The First Port of Call: Coromandel
Masulipatnam or Machilipatnam as it is now known was once the first port of call on the Coromandel coast for European traders vying for a hold on India and its trade This coastal town in the Krishna District of Andhra Pradesh often overlooked by travellers makes for the perfect day trip destination from Vijayawada or even as an interesting detour for those heading to Vijayawada
Masulipatnam or Machilipatnam as it is now known was once the first port of call on the Coromandel coast for European traders vying for a hold on India and its trade. This coastal town in the Krishna District of Andhra Pradesh often overlooked by travellers makes for the perfect day trip destination from Vijayawada or even as an interesting detour for those heading to Vijayawada.
This ancient port town of the sixteenth century still boasts of flourishing trade, only today, it is in the hugely popular Kalamkari fabric and gold-plated costume jewellery (or imitation jewellery as it is more commonly known) used in movies and television soaps.
Some of the interesting places to visit in Machilipatnam are Manginapudi, Chilakapudi and Pedana. While Manginapudi in Machilipatnam has long been popular for its black sand beach which is like no other in the state. It is only in the last few decades that Manginapudi has grown in prominence, owing to be being adopted by Datta Peetham led by Sri Ganapathi Sachidananda Swamy.
He christened Manginapudi as Datta Rameshwaram, declaring it be a holy site equivalent to the major pilgrimage centre of Rameshwaram, after building a temple dedicated to Dattatreya Swamy. Since, then Manginapudi has also attracted tourists who wish to take a dip in the sea, visit the temple on the coast and the twelve wells that were also built by the Peetham to defend the town from destructive tidal waves.
Chilakalapudi though famous for being a hub for rolled gold jewellery, it is the Panduranga Swamy Temple here which holds pride of place. The Chilakalapudi Panduranga Swamy Temple built by Sree Narasimham in 1927 is a beautiful symphony of colours and symmetries. So strikingly is the main temple - dedicated to Panduranga Swamy and his wife Goddess Rukmini - painted in alternating hues of bright and vivid colours, that is bound to grab your attention from the moment you set foot on the sprawling temple grounds.

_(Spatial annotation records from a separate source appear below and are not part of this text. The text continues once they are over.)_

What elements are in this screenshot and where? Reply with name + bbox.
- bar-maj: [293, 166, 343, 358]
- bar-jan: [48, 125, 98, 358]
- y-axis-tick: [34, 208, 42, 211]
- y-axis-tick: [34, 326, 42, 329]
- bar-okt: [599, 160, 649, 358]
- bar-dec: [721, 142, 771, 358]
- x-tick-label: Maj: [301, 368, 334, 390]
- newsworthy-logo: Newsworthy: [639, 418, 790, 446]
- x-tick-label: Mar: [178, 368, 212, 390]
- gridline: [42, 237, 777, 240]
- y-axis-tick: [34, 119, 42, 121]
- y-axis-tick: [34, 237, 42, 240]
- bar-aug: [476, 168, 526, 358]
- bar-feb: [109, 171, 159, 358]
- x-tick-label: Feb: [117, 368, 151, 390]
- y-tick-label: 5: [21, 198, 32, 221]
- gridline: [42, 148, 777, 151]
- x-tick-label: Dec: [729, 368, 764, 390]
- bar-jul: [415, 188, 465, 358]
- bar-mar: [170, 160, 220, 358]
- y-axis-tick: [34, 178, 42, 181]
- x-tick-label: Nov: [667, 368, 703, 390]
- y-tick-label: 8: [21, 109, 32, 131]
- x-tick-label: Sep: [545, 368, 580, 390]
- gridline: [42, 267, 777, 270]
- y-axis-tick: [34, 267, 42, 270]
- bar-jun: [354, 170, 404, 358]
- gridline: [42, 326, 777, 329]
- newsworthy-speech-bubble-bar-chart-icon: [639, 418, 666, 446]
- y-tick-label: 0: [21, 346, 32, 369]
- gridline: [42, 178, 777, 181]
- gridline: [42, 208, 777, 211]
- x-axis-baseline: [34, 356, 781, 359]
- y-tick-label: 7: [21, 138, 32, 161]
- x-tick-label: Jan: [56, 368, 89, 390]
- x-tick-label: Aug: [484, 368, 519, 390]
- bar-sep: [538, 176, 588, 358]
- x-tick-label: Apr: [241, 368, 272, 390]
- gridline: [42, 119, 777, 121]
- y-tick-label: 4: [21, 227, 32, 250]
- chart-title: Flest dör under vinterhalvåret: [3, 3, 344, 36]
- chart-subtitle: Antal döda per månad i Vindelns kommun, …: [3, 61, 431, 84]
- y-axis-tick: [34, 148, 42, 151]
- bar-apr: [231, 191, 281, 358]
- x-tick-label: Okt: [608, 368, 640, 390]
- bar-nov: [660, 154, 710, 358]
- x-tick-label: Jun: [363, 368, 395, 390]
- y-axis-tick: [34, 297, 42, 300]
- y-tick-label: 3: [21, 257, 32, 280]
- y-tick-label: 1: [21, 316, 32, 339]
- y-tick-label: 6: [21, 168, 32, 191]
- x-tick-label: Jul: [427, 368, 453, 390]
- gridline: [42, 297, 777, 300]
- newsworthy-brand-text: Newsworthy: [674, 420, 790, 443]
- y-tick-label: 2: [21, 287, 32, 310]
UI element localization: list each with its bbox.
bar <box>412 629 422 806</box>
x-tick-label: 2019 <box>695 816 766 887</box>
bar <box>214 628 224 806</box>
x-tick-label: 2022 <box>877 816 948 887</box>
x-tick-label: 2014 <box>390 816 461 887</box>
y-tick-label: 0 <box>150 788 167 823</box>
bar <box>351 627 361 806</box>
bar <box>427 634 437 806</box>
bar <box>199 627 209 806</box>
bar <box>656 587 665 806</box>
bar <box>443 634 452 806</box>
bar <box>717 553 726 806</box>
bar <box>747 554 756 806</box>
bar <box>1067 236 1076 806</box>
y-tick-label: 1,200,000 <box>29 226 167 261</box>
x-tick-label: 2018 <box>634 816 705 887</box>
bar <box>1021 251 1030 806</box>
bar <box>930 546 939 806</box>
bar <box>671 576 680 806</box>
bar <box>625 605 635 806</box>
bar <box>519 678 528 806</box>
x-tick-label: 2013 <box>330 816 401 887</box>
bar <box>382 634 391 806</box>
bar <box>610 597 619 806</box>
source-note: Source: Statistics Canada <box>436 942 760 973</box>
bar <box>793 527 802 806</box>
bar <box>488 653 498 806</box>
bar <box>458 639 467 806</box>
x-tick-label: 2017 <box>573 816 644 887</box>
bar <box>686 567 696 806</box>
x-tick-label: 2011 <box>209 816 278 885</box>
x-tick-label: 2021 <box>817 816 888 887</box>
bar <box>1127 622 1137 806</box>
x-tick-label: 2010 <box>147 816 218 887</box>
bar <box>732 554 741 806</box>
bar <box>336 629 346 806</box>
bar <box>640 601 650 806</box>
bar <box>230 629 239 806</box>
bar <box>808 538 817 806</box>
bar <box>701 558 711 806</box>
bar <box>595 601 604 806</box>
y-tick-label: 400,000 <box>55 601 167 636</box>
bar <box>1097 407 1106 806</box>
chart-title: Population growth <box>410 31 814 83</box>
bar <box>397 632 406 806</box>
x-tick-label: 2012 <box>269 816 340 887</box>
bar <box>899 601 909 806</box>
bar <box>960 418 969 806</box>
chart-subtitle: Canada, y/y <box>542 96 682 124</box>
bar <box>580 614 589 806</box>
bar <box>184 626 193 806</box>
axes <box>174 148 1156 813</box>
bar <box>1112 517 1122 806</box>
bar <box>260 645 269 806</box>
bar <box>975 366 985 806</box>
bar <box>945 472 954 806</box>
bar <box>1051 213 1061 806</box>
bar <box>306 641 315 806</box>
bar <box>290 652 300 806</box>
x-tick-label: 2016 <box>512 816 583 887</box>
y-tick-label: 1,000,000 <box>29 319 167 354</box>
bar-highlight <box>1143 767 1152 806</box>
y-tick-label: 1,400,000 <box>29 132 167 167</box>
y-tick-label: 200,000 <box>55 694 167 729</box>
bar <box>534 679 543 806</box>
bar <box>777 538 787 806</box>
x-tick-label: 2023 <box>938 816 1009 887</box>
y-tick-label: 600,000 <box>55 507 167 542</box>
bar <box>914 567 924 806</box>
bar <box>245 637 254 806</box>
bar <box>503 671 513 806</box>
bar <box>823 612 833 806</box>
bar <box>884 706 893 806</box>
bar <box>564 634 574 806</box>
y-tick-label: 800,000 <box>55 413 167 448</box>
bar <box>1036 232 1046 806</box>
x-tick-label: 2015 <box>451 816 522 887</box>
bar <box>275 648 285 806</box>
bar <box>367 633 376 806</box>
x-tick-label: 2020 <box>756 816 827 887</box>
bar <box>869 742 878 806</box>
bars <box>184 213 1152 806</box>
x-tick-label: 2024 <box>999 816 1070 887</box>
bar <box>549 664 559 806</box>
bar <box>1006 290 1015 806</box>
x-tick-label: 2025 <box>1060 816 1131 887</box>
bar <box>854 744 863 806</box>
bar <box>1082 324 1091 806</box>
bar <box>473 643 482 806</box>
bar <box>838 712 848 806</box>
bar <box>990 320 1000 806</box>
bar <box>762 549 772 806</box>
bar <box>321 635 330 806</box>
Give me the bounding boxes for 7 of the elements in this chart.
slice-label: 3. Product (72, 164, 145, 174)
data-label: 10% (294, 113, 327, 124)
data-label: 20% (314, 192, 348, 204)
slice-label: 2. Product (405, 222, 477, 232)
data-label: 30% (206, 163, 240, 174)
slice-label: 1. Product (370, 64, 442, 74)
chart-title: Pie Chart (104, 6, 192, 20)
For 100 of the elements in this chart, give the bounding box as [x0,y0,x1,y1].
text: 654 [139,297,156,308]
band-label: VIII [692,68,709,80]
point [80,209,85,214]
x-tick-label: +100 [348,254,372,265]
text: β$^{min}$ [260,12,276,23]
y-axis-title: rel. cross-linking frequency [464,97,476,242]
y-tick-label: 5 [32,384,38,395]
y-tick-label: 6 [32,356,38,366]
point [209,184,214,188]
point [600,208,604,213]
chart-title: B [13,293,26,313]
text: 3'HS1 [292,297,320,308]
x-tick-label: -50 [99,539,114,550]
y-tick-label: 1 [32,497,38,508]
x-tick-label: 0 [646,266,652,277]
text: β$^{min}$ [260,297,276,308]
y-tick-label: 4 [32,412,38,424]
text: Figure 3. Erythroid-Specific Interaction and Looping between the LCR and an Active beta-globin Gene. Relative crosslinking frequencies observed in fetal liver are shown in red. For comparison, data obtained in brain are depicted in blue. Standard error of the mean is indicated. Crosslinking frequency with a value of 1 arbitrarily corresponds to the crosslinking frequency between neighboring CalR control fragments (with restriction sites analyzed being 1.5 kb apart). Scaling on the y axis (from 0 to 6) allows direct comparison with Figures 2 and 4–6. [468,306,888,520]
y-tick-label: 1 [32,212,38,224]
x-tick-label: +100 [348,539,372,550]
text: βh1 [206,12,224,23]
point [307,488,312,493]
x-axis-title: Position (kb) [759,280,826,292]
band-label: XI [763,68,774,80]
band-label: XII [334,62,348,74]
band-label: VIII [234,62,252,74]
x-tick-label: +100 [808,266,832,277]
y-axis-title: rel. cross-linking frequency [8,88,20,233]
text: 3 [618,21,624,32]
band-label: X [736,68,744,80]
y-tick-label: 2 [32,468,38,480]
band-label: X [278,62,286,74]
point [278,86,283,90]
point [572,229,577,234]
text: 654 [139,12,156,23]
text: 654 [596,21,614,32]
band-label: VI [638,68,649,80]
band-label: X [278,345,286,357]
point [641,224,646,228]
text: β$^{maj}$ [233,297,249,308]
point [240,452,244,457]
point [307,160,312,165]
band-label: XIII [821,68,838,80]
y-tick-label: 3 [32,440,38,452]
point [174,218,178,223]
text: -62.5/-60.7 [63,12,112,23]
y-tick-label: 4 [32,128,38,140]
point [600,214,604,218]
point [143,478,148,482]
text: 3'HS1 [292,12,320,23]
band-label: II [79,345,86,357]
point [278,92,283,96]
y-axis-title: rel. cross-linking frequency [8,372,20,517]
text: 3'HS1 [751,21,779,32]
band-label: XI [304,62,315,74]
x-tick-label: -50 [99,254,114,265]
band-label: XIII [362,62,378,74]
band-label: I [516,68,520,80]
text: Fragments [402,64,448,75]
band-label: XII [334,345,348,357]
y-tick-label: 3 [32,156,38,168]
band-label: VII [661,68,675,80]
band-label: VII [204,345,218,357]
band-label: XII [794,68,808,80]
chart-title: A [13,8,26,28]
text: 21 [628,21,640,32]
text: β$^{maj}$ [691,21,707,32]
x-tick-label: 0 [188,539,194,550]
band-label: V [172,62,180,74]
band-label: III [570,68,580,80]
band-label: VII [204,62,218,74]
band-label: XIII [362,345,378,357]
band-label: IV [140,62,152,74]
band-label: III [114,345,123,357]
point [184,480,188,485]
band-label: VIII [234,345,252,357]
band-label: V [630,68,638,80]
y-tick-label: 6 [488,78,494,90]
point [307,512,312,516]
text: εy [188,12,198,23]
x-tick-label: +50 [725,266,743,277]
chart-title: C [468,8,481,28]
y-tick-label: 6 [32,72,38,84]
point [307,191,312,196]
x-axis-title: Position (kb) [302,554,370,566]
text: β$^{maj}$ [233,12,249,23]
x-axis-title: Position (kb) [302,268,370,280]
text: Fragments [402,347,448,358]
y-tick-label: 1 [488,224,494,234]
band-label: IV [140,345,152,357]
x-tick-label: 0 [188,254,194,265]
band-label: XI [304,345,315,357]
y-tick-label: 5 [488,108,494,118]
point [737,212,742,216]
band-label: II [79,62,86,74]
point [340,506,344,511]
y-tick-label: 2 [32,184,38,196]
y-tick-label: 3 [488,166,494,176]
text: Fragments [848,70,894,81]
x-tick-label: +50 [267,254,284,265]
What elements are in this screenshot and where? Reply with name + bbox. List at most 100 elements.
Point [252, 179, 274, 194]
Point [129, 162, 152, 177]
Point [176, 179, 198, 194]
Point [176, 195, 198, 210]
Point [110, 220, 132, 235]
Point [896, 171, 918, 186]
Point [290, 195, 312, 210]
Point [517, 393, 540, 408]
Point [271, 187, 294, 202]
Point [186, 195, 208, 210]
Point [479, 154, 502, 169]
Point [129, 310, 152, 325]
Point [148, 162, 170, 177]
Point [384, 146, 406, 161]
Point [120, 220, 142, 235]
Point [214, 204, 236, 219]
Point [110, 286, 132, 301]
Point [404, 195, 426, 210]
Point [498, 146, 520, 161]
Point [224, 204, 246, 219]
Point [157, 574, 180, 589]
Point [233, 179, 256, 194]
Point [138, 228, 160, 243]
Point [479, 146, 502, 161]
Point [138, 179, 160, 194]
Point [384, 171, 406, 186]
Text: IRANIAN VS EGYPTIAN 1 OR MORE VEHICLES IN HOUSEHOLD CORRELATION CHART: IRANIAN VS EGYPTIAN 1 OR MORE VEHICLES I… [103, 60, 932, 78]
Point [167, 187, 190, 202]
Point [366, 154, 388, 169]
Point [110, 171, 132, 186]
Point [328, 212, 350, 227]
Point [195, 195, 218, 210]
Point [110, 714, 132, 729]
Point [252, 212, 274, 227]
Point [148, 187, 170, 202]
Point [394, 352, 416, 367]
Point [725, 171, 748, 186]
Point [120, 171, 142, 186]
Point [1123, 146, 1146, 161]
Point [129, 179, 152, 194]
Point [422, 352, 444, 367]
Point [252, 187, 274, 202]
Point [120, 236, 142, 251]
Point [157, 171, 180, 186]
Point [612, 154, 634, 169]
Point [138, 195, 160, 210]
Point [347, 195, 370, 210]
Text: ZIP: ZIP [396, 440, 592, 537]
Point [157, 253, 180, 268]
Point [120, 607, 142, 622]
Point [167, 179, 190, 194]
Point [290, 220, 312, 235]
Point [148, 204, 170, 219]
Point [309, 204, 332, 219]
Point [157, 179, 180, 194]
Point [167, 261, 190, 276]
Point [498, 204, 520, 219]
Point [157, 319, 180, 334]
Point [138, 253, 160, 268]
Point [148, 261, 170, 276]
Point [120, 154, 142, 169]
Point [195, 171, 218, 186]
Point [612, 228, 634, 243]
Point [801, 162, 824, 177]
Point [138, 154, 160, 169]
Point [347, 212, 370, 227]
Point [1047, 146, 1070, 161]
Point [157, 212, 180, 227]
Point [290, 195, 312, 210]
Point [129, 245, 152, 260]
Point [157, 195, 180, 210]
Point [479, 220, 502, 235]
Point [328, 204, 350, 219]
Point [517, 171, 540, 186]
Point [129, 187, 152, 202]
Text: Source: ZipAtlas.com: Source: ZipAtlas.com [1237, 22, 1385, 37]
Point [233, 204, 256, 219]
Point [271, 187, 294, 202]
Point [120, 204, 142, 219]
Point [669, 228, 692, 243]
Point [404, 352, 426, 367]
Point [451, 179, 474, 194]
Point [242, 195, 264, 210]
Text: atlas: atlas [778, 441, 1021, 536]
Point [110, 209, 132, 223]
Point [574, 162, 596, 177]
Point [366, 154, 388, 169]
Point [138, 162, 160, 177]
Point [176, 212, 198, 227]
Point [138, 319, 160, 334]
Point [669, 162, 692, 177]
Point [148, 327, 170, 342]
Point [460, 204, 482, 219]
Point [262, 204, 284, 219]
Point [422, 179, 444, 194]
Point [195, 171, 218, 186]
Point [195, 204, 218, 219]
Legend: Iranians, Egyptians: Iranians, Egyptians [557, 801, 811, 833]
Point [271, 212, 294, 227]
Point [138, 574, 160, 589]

What is even more fascinating about this temple though, is that there is no Hundi (a donation box that is a common feature of temples) here and anyone who comes to this place of worship need not pay anything for puja performed here. The temple is still maintained privately by the original builder’s grandson, Sree Gangadharam. He is also the head priest of the main temple. Tiny temples in hidden alcoves dot the entire length of the complex and there is also the remarkable Sahasra Linga Mahamandapam with its many Shiva Lingams.
Finally, Pedana is where everybody’s favourite fabric, Kalamkari comes from. Machilipatnam and Sri Kalahasti are the two main centres in the country for production of this artisanal fabric. But, Machilipatnam today, has moved onto quickly producing Kalamkari designs on both cotton and silk fabric using screen printing.
Very efficiently putting to use its long history of textile trading - that dates as far back as trading with the Greeks in Muslin - in commercialising this traditional form of art. Other points of interest in Machilipatnam are the Machilipatnam Harbour and the Dutch Fort and Cemetery.
And, don’t forget to bring back a box of the sumptuous Bandar Laddu, which gets it to name from the place it comes from - Bandar, which is but the Persian for Port, and one of the names given to the port town of Machilipatnam.